Honesty needed about education budget

13th February 2009, 12:00am

Forget A Curriculum for Excellence, parent councils and a new national body: parents’ number one concern at present is school funding and the cuts that they can see happening. The letter from Rory Mackenzie (TESS, January 23) spells out the reality of these cuts from a headteacher’s perspective.

When it comes to funding, governments always focus on the overall size of the education budget - which has usually increased - while local authorities focus on the increased burdens which have the effect of turning that increase into a decrease. Politicians refuse to come clean and instead pass the buck back and forth until parents, pupils, teachers and authorities themselves are utterly confused. Some proper honesty would be appreciated.

One major factor in determining whether an authority has adequate funding is if it has a falling school roll. Per pupil funding from central government may well have gone up but, if the number of pupils has gone down, the global sum the authority receives will also have gone down. However, the authority will still have to fund the pupil capacity that it had in previous years because removing surplus spaces is a painful and slow business.

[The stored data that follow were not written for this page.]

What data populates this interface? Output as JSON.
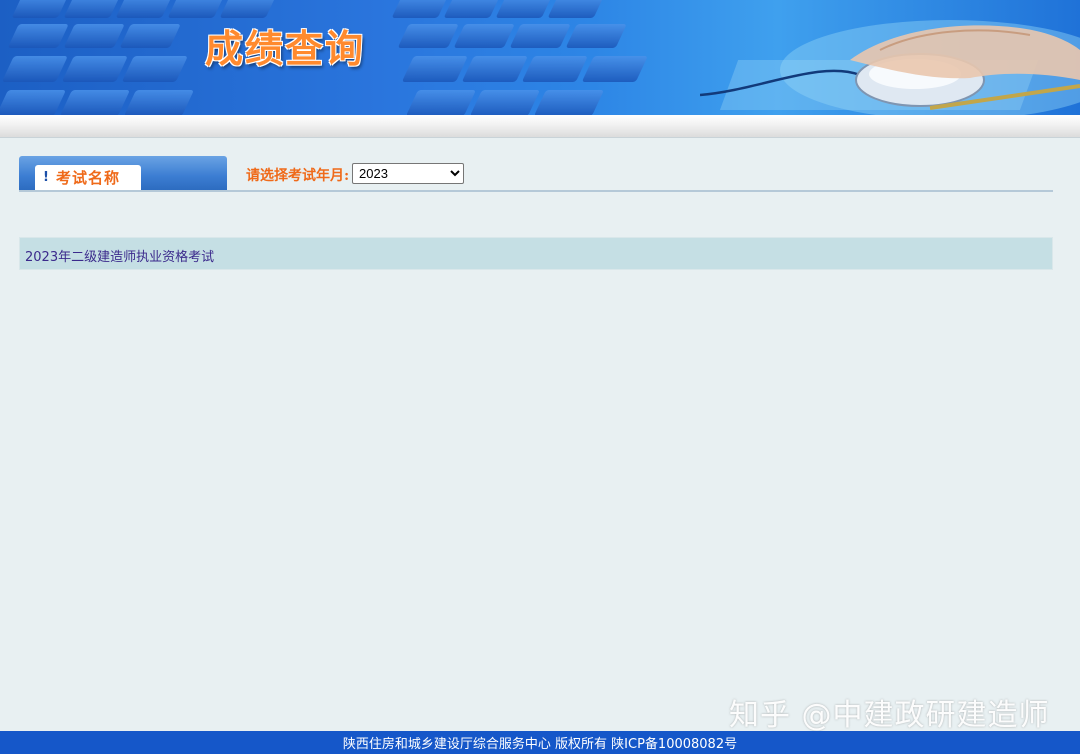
{
  "banner": {
    "title": "成绩查询"
  },
  "tab": {
    "icon": "exclamation",
    "label": "考试名称"
  },
  "year_filter": {
    "label": "请选择考试年月:",
    "selected": "2023"
  },
  "exams": [
    {
      "name": "2023年二级建造师执业资格考试"
    }
  ],
  "watermark": "知乎 @中建政研建造师",
  "footer": {
    "text": "陕西住房和城乡建设厅综合服务中心 版权所有 陕ICP备10008082号"
  },
  "colors": {
    "accent_orange": "#ef6a1a",
    "footer_blue": "#1557c9",
    "row_bg": "#c5dfe4",
    "link": "#3b2a8c"
  }
}
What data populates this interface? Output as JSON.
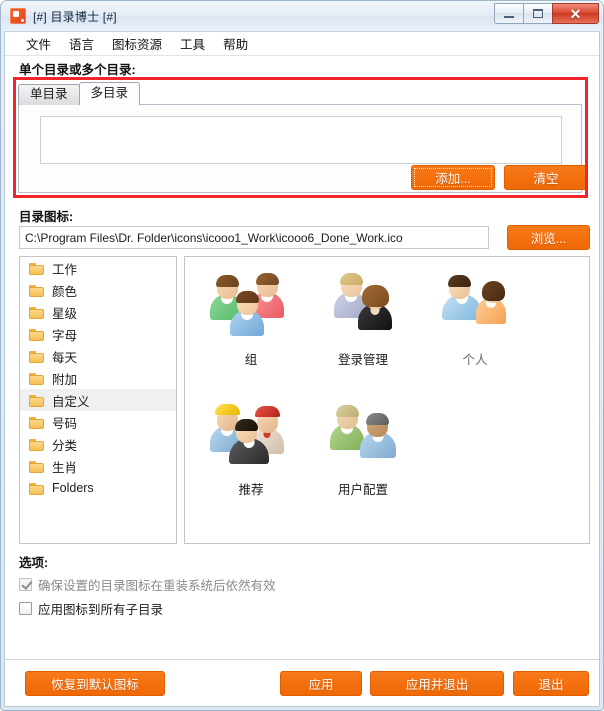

At a recent meeting, Edinburgh informed its parent council chairs that, out of some 35,000 primary school places, 9,000 were empty. It is possible to illustrate the impact of this, using 2006-07 figures when Edinburgh’s average spend per primary pupil was Pounds 4,515. This would give a total spend for actual primary pupils of Pounds 117,390,000. However, as all 35,000 places (including the 9,000 empty ones) have to be maintained in terms of teachers and school space, the actual spend per pupil gets cut to about Pounds 3,354 in order to find the Pounds 30,186,000 needed to cover the cost of the empty places.

Obviously, it is naive to suggest that all of this could be released for use, but it would only take a small proportion to protect schools from the kind of cuts that Rory Mackenzie wrote about.

Judith Gillespie

development manager, Scottish Parent Teacher Council, Edinburgh.